Tribe #2 is clearly the most dangerous and least likable tribe on today’s show. Its members have grown fat, rich and increasingly self-important as the value of Cambridge real estate has rocketed. Living off the highest of economic tides a city might ever see, these build-baby-build fanatics are staunch enemies of Tribe #1, whom they see as hindering “progress” and “growth” for the city. Of course, they’re also hindering countless money-making ventures for Tribe #2, thus threatening tribe members’ profits and thwarting their long term agenda to become Multi-Millionaires.
So, at the critical moment when assisted housing appears an ever more distant memory, and section 8 vouchers are no longer large enough to cover the gap in a monthly rent check, along comes this once in a lifetime overheating of the Cambridge real estate market.
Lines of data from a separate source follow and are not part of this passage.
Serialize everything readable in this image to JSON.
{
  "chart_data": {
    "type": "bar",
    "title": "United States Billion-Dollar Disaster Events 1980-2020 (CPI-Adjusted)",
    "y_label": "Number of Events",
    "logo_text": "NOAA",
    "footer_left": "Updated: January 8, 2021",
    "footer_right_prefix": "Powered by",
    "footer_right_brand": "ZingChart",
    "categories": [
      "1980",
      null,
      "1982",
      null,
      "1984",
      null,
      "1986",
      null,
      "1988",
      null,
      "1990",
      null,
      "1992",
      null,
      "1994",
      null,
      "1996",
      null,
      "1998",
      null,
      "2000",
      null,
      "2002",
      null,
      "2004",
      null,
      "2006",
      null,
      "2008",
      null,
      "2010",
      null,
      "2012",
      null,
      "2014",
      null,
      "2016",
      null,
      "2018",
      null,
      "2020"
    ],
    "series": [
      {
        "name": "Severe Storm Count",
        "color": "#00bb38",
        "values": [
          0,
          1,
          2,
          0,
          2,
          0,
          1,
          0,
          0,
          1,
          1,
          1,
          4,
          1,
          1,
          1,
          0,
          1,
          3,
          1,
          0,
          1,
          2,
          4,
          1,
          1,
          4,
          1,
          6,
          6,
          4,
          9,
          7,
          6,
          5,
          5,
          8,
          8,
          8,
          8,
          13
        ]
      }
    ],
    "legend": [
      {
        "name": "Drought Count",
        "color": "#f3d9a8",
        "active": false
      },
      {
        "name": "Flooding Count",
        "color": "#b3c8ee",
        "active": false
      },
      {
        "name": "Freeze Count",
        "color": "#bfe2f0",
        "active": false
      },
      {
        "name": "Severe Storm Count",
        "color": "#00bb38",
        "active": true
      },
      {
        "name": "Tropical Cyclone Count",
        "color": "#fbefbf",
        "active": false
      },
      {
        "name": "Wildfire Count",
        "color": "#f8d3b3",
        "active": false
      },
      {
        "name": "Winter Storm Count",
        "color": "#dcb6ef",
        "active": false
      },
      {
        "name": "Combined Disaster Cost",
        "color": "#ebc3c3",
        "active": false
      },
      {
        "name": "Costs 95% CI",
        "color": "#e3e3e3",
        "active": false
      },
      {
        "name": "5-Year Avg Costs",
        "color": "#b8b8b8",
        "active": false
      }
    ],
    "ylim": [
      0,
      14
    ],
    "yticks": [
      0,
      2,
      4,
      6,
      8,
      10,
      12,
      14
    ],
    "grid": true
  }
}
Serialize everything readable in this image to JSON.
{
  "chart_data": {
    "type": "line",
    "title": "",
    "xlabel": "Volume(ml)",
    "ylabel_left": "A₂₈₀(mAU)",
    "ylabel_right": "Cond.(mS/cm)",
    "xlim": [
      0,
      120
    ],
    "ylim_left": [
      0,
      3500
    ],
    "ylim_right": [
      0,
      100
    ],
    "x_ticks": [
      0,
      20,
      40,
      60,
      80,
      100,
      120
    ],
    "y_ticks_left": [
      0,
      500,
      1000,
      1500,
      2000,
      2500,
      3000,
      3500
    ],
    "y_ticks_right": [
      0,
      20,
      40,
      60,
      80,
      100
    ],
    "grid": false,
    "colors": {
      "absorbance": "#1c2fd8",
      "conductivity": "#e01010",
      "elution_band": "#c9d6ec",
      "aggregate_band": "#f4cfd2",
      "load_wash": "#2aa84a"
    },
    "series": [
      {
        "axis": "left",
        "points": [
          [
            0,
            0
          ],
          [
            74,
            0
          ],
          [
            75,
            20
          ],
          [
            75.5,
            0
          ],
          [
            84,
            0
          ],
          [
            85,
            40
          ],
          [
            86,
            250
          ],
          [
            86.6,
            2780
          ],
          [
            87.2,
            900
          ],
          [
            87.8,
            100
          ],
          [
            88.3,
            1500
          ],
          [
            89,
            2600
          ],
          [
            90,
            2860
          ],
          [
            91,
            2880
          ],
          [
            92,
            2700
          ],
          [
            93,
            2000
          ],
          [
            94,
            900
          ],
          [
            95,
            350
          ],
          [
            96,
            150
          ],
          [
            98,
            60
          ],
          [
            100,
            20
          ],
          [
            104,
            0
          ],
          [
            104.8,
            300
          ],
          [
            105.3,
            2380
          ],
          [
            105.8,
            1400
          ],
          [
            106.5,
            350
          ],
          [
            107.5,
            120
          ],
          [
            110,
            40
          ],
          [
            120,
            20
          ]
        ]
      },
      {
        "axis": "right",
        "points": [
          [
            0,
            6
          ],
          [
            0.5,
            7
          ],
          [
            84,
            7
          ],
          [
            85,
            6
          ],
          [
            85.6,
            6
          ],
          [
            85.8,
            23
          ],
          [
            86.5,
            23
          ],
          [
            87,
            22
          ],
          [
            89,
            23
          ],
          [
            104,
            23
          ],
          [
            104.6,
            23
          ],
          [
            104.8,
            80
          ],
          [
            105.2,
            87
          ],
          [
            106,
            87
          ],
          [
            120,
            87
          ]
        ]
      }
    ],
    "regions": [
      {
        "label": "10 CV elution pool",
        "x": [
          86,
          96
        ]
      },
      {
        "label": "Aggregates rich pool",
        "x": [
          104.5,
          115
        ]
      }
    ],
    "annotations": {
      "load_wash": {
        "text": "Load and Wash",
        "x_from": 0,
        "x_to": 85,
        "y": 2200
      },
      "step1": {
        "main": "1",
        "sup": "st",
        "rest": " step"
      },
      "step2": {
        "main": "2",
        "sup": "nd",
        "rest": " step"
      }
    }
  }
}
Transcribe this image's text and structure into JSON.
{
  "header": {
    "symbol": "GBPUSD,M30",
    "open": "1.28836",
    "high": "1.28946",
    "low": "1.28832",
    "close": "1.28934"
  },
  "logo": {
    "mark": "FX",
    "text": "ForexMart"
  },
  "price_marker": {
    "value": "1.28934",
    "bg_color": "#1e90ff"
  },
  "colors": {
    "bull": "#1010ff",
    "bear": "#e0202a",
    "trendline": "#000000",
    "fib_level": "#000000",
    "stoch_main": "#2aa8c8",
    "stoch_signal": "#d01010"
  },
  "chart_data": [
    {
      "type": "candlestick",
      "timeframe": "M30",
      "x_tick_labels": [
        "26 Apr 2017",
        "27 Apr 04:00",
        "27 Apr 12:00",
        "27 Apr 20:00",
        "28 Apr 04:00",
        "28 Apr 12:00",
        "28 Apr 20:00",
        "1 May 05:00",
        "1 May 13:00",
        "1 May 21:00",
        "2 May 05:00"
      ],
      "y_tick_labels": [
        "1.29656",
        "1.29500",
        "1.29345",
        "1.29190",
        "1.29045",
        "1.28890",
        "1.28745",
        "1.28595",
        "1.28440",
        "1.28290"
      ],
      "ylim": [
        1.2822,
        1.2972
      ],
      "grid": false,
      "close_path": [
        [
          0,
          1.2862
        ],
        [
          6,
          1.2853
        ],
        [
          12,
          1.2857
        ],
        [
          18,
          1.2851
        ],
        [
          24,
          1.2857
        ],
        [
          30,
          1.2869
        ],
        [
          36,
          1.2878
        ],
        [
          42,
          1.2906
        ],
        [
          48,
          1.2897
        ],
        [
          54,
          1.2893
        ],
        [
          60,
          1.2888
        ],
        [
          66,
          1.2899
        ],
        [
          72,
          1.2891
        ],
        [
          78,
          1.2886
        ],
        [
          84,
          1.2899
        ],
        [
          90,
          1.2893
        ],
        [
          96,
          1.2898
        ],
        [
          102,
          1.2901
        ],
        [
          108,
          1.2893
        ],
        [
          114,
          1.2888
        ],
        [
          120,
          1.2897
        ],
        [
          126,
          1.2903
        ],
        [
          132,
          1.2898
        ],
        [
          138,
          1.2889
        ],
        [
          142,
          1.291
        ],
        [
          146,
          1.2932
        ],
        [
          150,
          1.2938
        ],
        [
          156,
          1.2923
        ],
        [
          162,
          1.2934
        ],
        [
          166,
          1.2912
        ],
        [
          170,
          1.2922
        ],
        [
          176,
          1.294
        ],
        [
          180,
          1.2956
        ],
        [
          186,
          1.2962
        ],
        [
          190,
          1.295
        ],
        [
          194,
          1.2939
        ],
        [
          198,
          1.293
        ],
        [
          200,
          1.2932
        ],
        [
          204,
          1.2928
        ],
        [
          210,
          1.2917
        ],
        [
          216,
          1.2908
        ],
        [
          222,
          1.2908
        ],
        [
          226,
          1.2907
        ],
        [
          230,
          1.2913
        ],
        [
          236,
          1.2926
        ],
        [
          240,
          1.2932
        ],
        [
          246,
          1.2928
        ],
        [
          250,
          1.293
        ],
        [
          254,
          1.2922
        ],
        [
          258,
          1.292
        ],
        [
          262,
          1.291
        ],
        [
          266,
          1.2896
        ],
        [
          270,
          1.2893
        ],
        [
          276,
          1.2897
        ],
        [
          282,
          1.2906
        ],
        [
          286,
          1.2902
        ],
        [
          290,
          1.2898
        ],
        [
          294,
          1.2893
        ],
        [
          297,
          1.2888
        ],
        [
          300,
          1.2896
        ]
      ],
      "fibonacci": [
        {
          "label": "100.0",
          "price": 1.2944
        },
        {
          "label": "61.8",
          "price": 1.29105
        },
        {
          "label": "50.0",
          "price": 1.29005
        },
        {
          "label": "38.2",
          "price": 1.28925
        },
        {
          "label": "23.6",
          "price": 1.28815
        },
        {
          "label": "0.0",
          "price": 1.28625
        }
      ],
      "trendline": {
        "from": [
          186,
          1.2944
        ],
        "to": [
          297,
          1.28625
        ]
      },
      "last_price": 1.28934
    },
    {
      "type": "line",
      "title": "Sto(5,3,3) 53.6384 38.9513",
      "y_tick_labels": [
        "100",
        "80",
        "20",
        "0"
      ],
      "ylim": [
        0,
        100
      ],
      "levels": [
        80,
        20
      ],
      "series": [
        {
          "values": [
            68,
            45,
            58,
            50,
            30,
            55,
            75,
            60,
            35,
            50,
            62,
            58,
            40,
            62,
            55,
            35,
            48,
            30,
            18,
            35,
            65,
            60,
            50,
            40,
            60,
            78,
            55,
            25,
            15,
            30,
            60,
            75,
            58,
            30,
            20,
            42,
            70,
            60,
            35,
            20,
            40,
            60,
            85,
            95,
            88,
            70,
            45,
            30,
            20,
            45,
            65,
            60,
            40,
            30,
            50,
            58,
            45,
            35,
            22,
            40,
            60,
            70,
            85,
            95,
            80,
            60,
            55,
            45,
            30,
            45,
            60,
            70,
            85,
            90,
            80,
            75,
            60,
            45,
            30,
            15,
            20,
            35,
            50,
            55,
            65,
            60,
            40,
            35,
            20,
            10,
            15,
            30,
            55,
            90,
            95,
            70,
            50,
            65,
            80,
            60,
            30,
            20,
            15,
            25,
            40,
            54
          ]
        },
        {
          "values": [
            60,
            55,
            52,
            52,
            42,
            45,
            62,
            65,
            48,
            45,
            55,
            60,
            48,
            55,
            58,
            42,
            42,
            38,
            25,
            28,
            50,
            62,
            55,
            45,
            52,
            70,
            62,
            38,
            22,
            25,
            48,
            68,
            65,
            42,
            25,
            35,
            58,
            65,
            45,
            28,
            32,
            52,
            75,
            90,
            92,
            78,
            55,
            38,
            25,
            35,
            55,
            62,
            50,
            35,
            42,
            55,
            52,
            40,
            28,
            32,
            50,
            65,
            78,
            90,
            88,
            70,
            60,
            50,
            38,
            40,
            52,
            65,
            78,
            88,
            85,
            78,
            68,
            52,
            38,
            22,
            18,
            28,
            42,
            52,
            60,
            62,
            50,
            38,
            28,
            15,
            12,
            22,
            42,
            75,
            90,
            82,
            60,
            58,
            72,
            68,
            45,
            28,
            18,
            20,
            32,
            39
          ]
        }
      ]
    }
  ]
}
With a city government in place that seems a pushover for Tribe #2’s arguments. And, in some cases, an actual advocate of those very same arguments.
This Week’s Tribal Challenge
Okay, you’ve met our two teams of contestants, and realize what a crucial juncture we’ve reached here on the island. So here’s this week’s tribal challenge… With the recent explosion of residential complexes nearing completion in the Alewife area, rush hour driving, already difficult for those living in the vicinity, is expected to become a monumental disaster.
Tribe #1, your task is quite simply to bring traffic relief to the trapped residents of Alewife by delivering an auto catapult—a Supremo Auto Catapult—to Alewife during the very next rush hour! As you no doubt already know, a Supremo Auto Catapult can airlift approximately 15 cars an hour out of a gridlocked neighborhood.Your team will be given two hours, from 8am to 10am, to pick up the Supremo Auto Catapult parked at the Science Museum and deliver it to Alewife Station…Ordinarily, such a simple delivery would only take 15 minutes.
Tribe #2, your challenge is to stop Tribe #1 from making that simple delivery.
The Winning Tribe will be given extra time to make its case at the next city council meeting. Tribe #1, you will get 5 extra minutes if you win; Tribe #2, you will be given 30 extra minutes. (And, yes, we do realize those are different time allotments. Just goes to show why Tribe #2 is such a smart money favorite.)
Join us for the next episode of Survivor Cambridge. Where you can…
• Watch as the Planning Board wastes precious minutes searching for their rubber stamp!
• See undercover footage of members of Cambridge’s Community Development Department enjoying secret meetings with developers.
• Watch Central Square start it’s journey to become a tower-studded affair, with far fewer parking lots and thousands more people.
• See our next Tribal Challenge, when Tribe #2 is asked to prove, using real live T passengers, its claim that Red Line subway cars have room for 40% additional capacity during rush hour.
Last Minute Challenge Update: This just in…I’m told that Tribe #1 successfully picked up the Supremo catapult at the Science Museum but was unable to deliver it to Alewife in the allotted time. In a move hailed as “brilliant! Illustrative of the best military minds” Tribe #2 used its city hall connections to have Cambridge’s chief contractor and traffic inhibitor, the D’Allessandro company, start tearing up streets everywhere in Cambridge, thus knotting up the city in a giant gridlock and keeping the catapult far from Alewife territory.
I know, it sounds like a normal rush hour to me, too.